Tizzards find piece of heaven in Hell's Bay
Father and son are left distraught after their best horse is killed but quickly gain some compensation with Dipper Chase victory
It is accepted that this sport comes with the full range of emotions attached, but seldom does the coin spin as swiftly as it did yesterday. Half-an-hour after losing their favourite horse, Joe Lively, the father and son Tizzard team, trainerColin and jockey Joe, were in the winner's circle with the emerging new star from their Dorset stable, Hell's Bay.
But welcome though the victory in the day's Grade Two novices' chase was, it was scant compensation for the death of Joe Lively, whose climb through the ranks from humble beginnings was such a heartwarming fairytale. The 12-year-old, whose exploits included a win at the highest level and a completion in last year's Grand National, broke a hind leg as he was caught up in a scrimmage caused by a faller on the first circuit of the stayers' handicap.
The accident happened at the fence in front of the packed grandstands and the splendid little gelding's connections were not the only ones visibly distraught. "Things like this make the game take a bit of sticking," said Tizzard Snr, "He'd been a big part of our lives for years. He gave us some lovely highs and in truth we probably wouldn't be here today without him."
Collective will was with Hell's Bay, a 16-1 shot, and Tizzard Jnr as they recovered after a mistake at the last in the Dipper Chase to repel better-fancied Medermit by three-quarters of a length for their bittersweet success. The pair had the race to themselves through the last half-mile, readily pulling 22 lengths clear of third-placed Reve De Sivola, and are likely to renew their rivalry at the track in the Jewson Chase, the novices' contest over yesterday's two and a half miles at the Festival in March. "This is his trip," added Tizzard. "We've put him in at the deep end and he's done very little wrong for us."
Like Joe Lively, Hell's Bay was a cheap purchase who has advertised his trainer's skills in rehabilitation and spotting a bargain. The nine-year-old was once a smart novice hurdler for Paul Nicholls but lost his form and was cast off by the champion, bought at auction by Tizzard 16 months ago for just £3,000.
Robert Thornton, on the runner-up, was another with mixed feelings in the stirring battle up the hill to the line, for Hell's Bay was also his villain in another piece.

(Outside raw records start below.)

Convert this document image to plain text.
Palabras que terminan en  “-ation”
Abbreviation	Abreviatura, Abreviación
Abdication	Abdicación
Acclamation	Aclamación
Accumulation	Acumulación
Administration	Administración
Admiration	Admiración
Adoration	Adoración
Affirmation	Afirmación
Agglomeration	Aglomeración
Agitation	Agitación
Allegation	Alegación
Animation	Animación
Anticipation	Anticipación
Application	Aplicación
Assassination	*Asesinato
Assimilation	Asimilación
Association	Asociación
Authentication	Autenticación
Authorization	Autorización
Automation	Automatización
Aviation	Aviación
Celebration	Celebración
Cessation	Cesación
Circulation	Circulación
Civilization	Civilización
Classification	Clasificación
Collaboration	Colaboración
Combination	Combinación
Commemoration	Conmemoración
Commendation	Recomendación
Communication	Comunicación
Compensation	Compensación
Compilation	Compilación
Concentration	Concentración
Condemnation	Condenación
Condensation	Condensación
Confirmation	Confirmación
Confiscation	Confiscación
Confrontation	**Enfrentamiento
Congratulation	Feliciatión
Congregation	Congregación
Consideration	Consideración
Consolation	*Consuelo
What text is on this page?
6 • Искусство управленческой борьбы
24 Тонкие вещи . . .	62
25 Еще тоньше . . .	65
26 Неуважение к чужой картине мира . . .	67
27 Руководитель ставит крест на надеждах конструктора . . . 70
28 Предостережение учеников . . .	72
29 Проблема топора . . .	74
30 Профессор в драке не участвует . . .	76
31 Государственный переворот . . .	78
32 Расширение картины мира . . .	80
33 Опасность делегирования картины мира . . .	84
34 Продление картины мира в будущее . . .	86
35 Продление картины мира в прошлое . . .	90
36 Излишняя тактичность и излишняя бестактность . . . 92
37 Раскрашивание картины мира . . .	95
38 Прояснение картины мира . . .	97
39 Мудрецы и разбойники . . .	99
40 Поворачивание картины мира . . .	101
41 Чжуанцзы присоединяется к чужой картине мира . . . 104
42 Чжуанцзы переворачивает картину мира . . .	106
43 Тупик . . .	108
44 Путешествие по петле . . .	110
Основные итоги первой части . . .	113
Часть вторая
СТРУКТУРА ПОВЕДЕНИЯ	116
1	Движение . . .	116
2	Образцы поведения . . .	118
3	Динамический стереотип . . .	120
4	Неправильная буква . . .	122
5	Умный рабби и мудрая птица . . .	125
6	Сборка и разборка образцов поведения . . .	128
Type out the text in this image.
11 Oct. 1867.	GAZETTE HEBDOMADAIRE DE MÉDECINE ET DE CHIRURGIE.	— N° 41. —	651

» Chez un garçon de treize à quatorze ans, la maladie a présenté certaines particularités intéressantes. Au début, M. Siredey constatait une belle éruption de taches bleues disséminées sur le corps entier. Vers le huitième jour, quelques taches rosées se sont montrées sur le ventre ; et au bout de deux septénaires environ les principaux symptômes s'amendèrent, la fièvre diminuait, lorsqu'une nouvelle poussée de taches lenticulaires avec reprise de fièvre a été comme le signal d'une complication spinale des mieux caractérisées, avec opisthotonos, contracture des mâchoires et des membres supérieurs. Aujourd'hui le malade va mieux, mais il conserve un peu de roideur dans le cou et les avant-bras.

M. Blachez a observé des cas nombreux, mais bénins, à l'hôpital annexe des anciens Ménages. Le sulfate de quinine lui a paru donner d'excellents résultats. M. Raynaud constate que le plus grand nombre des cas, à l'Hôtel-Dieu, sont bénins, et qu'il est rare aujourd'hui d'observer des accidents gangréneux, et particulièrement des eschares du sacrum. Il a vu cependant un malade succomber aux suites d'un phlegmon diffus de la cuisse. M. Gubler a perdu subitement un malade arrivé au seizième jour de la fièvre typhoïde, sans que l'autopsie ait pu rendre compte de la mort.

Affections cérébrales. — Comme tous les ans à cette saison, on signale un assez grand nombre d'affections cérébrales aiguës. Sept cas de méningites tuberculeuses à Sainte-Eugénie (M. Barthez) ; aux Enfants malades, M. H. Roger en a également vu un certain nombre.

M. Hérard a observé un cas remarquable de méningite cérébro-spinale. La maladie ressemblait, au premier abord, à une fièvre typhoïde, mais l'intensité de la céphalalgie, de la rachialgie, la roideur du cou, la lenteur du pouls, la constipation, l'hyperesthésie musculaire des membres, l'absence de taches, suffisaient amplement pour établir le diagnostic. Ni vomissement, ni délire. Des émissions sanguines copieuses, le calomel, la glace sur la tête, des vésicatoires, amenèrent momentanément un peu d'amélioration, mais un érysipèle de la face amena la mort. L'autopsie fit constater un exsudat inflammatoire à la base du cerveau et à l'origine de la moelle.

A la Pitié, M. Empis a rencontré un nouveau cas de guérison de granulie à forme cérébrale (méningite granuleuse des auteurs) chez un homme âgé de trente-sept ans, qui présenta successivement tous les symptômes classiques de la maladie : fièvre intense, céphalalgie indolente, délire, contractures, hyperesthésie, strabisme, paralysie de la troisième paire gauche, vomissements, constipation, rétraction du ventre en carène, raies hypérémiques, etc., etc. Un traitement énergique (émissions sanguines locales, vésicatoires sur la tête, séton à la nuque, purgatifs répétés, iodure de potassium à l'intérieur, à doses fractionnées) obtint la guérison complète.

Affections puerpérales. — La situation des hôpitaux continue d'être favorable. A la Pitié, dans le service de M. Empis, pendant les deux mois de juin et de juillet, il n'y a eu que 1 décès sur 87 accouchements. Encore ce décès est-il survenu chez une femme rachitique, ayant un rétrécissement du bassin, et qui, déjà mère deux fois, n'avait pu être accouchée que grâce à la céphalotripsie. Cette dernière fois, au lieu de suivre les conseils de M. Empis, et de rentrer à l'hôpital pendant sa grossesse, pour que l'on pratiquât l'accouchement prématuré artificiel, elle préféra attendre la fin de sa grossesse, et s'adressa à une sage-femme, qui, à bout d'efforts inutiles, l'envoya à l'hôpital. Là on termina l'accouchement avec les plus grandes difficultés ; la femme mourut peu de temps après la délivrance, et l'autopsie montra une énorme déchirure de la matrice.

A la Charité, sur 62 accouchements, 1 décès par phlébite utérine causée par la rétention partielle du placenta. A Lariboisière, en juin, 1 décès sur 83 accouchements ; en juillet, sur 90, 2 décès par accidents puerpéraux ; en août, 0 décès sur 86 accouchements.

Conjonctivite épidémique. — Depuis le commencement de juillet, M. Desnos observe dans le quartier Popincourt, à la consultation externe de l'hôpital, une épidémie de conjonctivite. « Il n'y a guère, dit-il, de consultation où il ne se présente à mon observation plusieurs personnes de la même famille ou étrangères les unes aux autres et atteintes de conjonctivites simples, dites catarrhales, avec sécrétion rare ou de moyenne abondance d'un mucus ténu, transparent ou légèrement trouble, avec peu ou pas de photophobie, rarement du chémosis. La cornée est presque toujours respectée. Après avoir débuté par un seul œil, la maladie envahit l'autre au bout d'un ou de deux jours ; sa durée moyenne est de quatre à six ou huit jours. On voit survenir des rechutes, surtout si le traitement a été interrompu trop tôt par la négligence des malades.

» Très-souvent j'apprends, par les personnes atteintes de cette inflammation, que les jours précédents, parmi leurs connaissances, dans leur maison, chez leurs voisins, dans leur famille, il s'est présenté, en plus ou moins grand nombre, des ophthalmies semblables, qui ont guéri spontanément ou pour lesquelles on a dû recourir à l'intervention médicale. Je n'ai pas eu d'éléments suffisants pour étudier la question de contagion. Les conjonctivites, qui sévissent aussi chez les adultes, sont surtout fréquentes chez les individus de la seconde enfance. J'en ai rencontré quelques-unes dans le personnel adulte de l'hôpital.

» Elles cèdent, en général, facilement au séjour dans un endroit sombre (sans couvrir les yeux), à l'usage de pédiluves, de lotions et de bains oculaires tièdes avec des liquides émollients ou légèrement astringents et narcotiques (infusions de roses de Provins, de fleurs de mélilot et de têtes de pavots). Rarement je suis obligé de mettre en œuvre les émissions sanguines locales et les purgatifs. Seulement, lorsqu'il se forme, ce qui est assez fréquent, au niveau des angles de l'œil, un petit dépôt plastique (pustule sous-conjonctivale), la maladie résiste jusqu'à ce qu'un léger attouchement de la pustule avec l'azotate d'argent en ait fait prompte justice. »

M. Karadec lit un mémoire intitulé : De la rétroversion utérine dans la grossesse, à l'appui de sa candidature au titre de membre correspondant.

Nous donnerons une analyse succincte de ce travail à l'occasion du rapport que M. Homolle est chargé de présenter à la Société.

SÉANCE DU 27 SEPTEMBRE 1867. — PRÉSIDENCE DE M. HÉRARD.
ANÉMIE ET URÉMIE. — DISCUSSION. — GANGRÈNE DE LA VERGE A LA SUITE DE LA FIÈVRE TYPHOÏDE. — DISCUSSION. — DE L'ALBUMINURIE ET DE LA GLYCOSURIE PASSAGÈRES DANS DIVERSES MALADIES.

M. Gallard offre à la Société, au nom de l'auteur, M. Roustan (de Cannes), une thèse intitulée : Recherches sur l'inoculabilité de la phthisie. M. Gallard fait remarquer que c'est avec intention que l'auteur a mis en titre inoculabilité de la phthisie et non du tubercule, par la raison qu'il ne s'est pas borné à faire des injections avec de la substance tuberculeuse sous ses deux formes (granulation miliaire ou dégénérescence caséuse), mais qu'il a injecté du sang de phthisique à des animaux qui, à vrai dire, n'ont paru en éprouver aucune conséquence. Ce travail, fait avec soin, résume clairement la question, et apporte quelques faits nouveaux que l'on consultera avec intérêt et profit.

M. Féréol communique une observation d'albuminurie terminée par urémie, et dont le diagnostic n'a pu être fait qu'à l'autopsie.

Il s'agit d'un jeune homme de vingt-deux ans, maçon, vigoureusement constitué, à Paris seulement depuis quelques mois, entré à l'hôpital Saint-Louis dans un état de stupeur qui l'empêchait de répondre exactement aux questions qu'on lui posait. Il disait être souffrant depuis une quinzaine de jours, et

It was he who caused the knee injury that kept the rider out of action for five months, when he crashed through the wing of a fence on his first run for the Tizzard stable.
There was a double for Nicky Henderson courtesy of promising novice Bobs Worth in the opener and progressive six-year-old Oscar Whisky, who made short work of his rivals to announce his emergence as a back-up to his stable's reigning king Binocular in the Champion Hurdle, entering the market at around 12-1. And a triple of sorts for David Pipe, who saddled the first three in the three-mile handicap, though their order in provided a happier new year for bookmakers than punters: Ashkazar at 20-1 was followed home by Junior (11-2) and Chartreux (7-1).